Серо-голубой китель — цвет SS-Gefolge, вспомогательной службы. Но всё было не так. Форма сидела на ней не как мешок, как он видел на снимках телефонисток, а была безупречно подогнана, подчёркивая фигуру. Ткань — качественная шерсть, не бумажный ширпотреб. Четыре пуговицы из коричневой роговидной массы. Из-под кителя аккуратно выглядывал идеально отглаженный воротничок белой блузки. Ни галстука, ни броши. Но выглядело дорого. Элитно.
И у неё была не фигура девушки из «Glaube und Schönheit» («Вера и Красота») с её культом хрупкой грации. У неё были крепкие, плавные линии — развитые плечи гимнастки или пловчихи, заметная грудь под точным кроем кителя, широкие для женщины, но не тяжёлые бёдра.

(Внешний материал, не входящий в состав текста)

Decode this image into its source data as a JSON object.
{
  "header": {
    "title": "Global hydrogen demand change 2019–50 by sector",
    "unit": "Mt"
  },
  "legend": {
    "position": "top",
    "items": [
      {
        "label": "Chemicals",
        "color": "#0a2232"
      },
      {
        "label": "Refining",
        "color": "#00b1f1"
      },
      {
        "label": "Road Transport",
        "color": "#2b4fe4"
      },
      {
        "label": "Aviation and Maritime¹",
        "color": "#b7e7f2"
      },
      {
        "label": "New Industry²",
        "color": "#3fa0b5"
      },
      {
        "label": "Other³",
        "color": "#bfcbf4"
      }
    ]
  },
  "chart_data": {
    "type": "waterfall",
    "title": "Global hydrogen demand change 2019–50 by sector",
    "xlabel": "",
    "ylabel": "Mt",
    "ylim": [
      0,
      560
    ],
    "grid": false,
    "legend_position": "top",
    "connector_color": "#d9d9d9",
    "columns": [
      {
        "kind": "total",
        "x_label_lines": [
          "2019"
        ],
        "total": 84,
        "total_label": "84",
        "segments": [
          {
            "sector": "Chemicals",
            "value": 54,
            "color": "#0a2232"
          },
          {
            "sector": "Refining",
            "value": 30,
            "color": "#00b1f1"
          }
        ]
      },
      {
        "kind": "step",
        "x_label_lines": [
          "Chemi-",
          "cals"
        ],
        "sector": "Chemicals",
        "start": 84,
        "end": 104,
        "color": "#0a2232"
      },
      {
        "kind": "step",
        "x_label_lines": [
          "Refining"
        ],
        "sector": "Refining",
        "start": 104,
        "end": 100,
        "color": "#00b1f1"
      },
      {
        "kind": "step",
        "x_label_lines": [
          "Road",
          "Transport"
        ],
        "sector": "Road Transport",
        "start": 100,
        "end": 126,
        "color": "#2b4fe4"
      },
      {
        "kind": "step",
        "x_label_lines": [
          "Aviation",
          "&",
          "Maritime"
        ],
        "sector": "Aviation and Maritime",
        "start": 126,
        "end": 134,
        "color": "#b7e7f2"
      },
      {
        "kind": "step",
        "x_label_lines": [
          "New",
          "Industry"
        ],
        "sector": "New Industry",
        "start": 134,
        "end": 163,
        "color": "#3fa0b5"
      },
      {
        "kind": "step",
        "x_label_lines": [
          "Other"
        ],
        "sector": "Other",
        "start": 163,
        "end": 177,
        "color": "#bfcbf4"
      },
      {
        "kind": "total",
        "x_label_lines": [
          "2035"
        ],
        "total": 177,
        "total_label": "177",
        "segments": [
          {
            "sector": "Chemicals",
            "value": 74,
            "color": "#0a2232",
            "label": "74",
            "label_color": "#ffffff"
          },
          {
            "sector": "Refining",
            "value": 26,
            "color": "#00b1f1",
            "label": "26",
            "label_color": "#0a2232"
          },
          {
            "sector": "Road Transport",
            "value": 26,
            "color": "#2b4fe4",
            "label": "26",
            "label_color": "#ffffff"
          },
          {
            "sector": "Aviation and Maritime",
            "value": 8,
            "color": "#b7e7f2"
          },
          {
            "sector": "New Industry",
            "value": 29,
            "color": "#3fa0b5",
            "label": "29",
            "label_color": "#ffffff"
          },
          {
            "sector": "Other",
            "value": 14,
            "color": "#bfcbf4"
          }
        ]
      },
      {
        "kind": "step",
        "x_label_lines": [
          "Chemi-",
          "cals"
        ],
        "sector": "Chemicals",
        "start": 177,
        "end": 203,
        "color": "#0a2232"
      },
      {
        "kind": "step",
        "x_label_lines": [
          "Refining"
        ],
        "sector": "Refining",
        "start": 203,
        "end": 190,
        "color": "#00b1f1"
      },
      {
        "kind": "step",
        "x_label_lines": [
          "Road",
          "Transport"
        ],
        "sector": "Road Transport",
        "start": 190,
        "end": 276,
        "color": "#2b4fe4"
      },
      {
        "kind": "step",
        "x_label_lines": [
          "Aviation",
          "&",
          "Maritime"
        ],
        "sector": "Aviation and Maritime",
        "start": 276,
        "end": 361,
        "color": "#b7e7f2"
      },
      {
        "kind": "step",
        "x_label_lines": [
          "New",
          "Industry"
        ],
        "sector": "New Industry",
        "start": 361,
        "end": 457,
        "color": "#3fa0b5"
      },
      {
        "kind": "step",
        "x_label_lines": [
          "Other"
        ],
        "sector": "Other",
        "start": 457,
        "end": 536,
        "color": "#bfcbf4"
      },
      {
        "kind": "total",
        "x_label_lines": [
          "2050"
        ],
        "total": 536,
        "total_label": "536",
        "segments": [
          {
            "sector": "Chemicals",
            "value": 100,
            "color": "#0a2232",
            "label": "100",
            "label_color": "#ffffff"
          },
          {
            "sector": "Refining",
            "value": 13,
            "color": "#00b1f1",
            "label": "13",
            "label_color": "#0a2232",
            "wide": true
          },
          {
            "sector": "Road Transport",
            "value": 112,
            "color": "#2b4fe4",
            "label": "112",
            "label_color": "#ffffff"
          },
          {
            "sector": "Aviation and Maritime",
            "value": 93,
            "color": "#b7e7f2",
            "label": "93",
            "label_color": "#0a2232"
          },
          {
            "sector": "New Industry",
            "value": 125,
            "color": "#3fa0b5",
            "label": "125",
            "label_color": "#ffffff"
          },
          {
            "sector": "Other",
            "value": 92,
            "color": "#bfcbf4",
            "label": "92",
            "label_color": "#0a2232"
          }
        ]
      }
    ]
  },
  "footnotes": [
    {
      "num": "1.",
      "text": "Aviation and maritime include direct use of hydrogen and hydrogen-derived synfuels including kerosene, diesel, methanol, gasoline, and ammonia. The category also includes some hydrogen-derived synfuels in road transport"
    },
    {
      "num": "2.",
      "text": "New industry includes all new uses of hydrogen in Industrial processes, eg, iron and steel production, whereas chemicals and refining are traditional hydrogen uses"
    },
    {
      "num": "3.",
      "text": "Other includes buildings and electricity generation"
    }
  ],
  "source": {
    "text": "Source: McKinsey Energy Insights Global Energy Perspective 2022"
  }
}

Это была сила, сознательная и тренированная, а не декоративная стройность. Сила не для красоты, а для функциональности.
И серебряный кант по краю воротника и обшлагам. Вот оно, — мелькнуло у Фабера. Кант. В системе СС это был знак руководящего состава вспомогательных подразделений. Не рядовой персонал. На левом рукаве, чуть ниже плеча, была пришита овальная чёрная нашивка с серебристым кантом. На ней — руны СС, не штампованные, а вышитые серебристой нитью. А потом его взгляд упал на манжетную ленту на левом рукаве. Чёрный искусственный шёлк, серебристая кайма, готическая вышивка: «SS-Helferinnenschule Obernhaim».
Мозг, натренированный на поиск связей, выдал мгновенный, холодный анализ. Обернхайм. Не просто школа. Учебный заведение СС высшего уровня. В его памяти всплыли обрывки: послевоенные отчёты, мемуары, где это название мелькало. Не курсы машинописи. Фабрика администраторш, руководительниц вспомогательного персонала для самых секретных объектов СС. Кузница «интеллектуальной элиты» чёрного ордена. Если она оттуда, то она совсем не телефонистка. Скорее её учили думать, а не обслуживать. Учили читать людей, а не бумаги. Учили контролировать, а не подчиняться.
Её лицо завершало образ: образцово-арийское, словно со страницы расового пособия. Светлые, почти льняные волосы, убранные в тугой, не позволяющий ни одной прядке выбиться пучок. Высокие скулы, прямой, почти хищный нос. Глаза — холодного серо-стального цвета, без единого тёплого блика. Они смотрели на него не как на человека, а как на объект, субъект, задачу. Она была чуть выше его, и это ощущалось сразу — не только из-за роста, но из-за той лёгкой, едва уловимой надменности в расправленных плечах и посадке головы, которую не скрывала даже безупречная выправка.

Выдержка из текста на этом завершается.